Usai membereskan rumah bersama Kyungsoo, Irene pun memilih untuk bersantai di ruang TV. Irene tidak tahu persis program apa yang sedang ia lihat saat ini, cuma tampilan seorang beauty vlogger yang tengah melakukan treatment face mask di wajahnya mendadak membuat Irene melakukan hal yang sama. Irene pun bangkit dan memasuki kamarnya dan Kyungsoo, ia cari-cari scrub mask dan sheet mask yang ia punya, sayangnya kedua produk tersebut tidak bisa ia temukan bahkan di lemari tempat ia menyimpan stock skincare dan make up pun masih tidak bisa Irene temukan.

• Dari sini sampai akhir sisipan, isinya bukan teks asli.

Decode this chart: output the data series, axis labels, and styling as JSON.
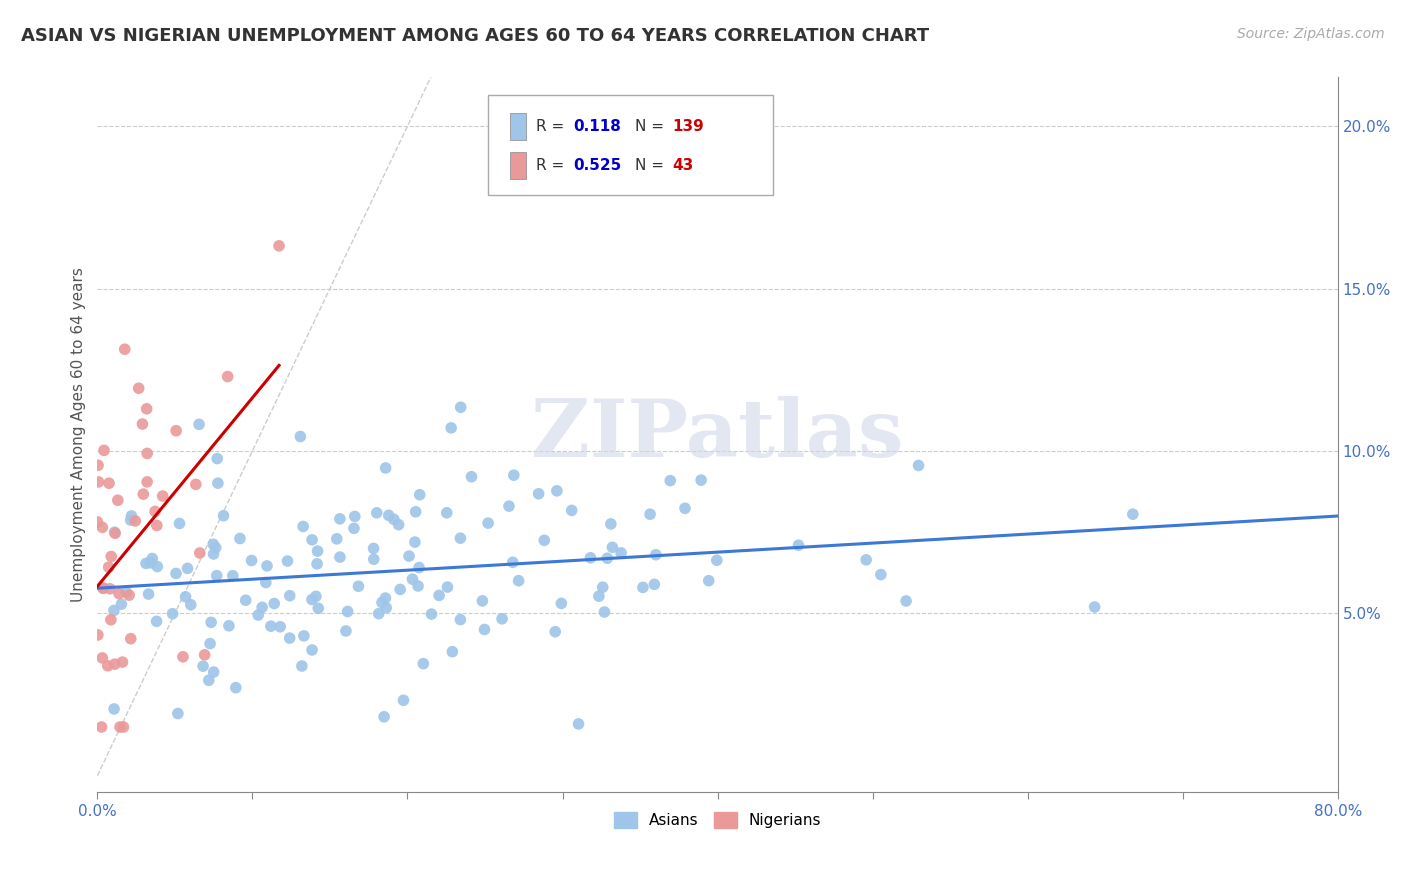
{
  "title": "ASIAN VS NIGERIAN UNEMPLOYMENT AMONG AGES 60 TO 64 YEARS CORRELATION CHART",
  "source": "Source: ZipAtlas.com",
  "ylabel": "Unemployment Among Ages 60 to 64 years",
  "xlim": [
    0.0,
    0.8
  ],
  "ylim": [
    -0.005,
    0.215
  ],
  "ytick_positions": [
    0.05,
    0.1,
    0.15,
    0.2
  ],
  "ytick_labels": [
    "5.0%",
    "10.0%",
    "15.0%",
    "20.0%"
  ],
  "xtick_positions": [
    0.0,
    0.1,
    0.2,
    0.3,
    0.4,
    0.5,
    0.6,
    0.7,
    0.8
  ],
  "xtick_labels": [
    "0.0%",
    "",
    "",
    "",
    "",
    "",
    "",
    "",
    "80.0%"
  ],
  "asian_color": "#9fc5e8",
  "nigerian_color": "#ea9999",
  "asian_line_color": "#3c78d8",
  "nigerian_line_color": "#cc0000",
  "asian_R": 0.118,
  "asian_N": 139,
  "nigerian_R": 0.525,
  "nigerian_N": 43,
  "legend_R_color": "#0000cc",
  "legend_N_color": "#cc0000",
  "watermark": "ZIPatlas",
  "background_color": "#ffffff",
  "title_fontsize": 13,
  "axis_label_fontsize": 11,
  "tick_fontsize": 11,
  "source_fontsize": 10
}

Irene pun keluar kamar dengan ekpresi merengut. Kyungsoo yang mendapati istrinya sudah duduk disampingnya lagi namun kali ini dengan hawa yang terasa tidak menyenangkan mau tidak mau pun jadi memperhatikan tingkah laku Irene sedari tadi. Apa ya hawa istrinya saat ini tuh membuat Kyungsoo merasa sedikit lagi erupsi gunung sepertinya akan terjadi dan itu membuat Kyungsoo jadi waspada.

"Chu, beliin Mbak Sheet Mask nya Innisfree dan scrub mask nya Klairs ya."

Jisoo yang tengah berada di kampus tentu sedikit kaget dengan permintaan Mbak Irene, "Aku di kampus Mbak."

"Pulang jam berapa?" Tanya Irene lagi.

"Sore mungkin."

"Yah."

"Sore aja ya nanti ku beliin terus aku ke rumah Mbak." Bujuk Jisoo setelah mendengar nada kecewa Mbak Irene disebrang sana.

"Enggak mau, Mbak mau maskeran sekarang." Tanda Irene begitu kekeuh.

Jisoo menggaruk tengkuknya semakin merasa tak enak. "Tapi kan aku di kampus Mbak enggak bisa cepet-cepet lagi bimbingan aku."

"Yah yaudah deh Mbak telepon Kyul aja. Tapi nanti kamu pulang kampus harus tetap ke rumah Mbak ya Chu." Tanpa menunggu Jisoo memberi respons Irene langsung mematikan sambungan telepon tersebut dan memencet nomer Kyulkyung.